Limitations & Future Work

  • The 2% threshold is not optimal for all models; stronger models may require less training data (the paper observes this but does not explore adaptive threshold selection deeply).
  • Generating training data with a single model limits transferability; ASPRM-M's performance on MATH500 is inferior to baseline models built using multiple models.
  • PRM training data for code tasks is harder to obtain (49k vs 388k); scaling up the data could further improve performance.
  • Although TVD only intervenes at low-confidence positions, it still requires additional PRM inference, which may introduce latency in extremely long generation scenarios.
  • vs Math-Shepherd: Also uses rollout annotation, but divides steps using newline characters.

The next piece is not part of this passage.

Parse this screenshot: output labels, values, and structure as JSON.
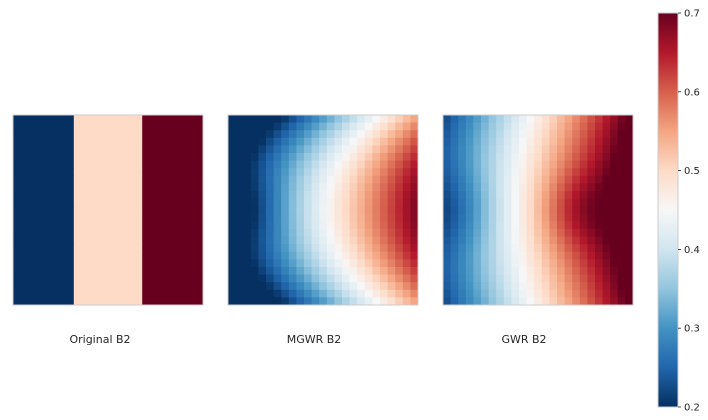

It requires multi-model construction, making it more expensive and less informative.
  • vs ER-PRM: Uses 16 rollouts (ASPRM only uses 8), incurring higher construction costs, but performs worse than ASPRM on GSM8k.
  • vs Token-level PRM (OmegaPRM): Scores at every token or a fixed number of tokens, which is extremely costly to annotate; ASPRM only scores at decision points, showing superior efficiency.
  • vs MCTS-based decoding: TVD is more lightweight and does not require full tree search.

Rating

  • Novelty: ⭐⭐⭐⭐ The idea of using confidence to divide steps is natural and effective, though the core technical components (rollouts, PRM training) are standard.
  • Experimental Thoroughness: ⭐⭐⭐⭐⭐ Covers both mathematical and code domains, evaluates on both BoN and TVD, and includes transferability, generalization, threshold, and feature analysis.
  • Writing Quality: ⭐⭐⭐⭐ The structure is clear, figures/tables are rich and intuitive, and the analysis is in-depth.
  • Value: ⭐⭐⭐⭐ High practical value; it reduces PRM construction costs while boosting performance, offering a significant reference for PRM research.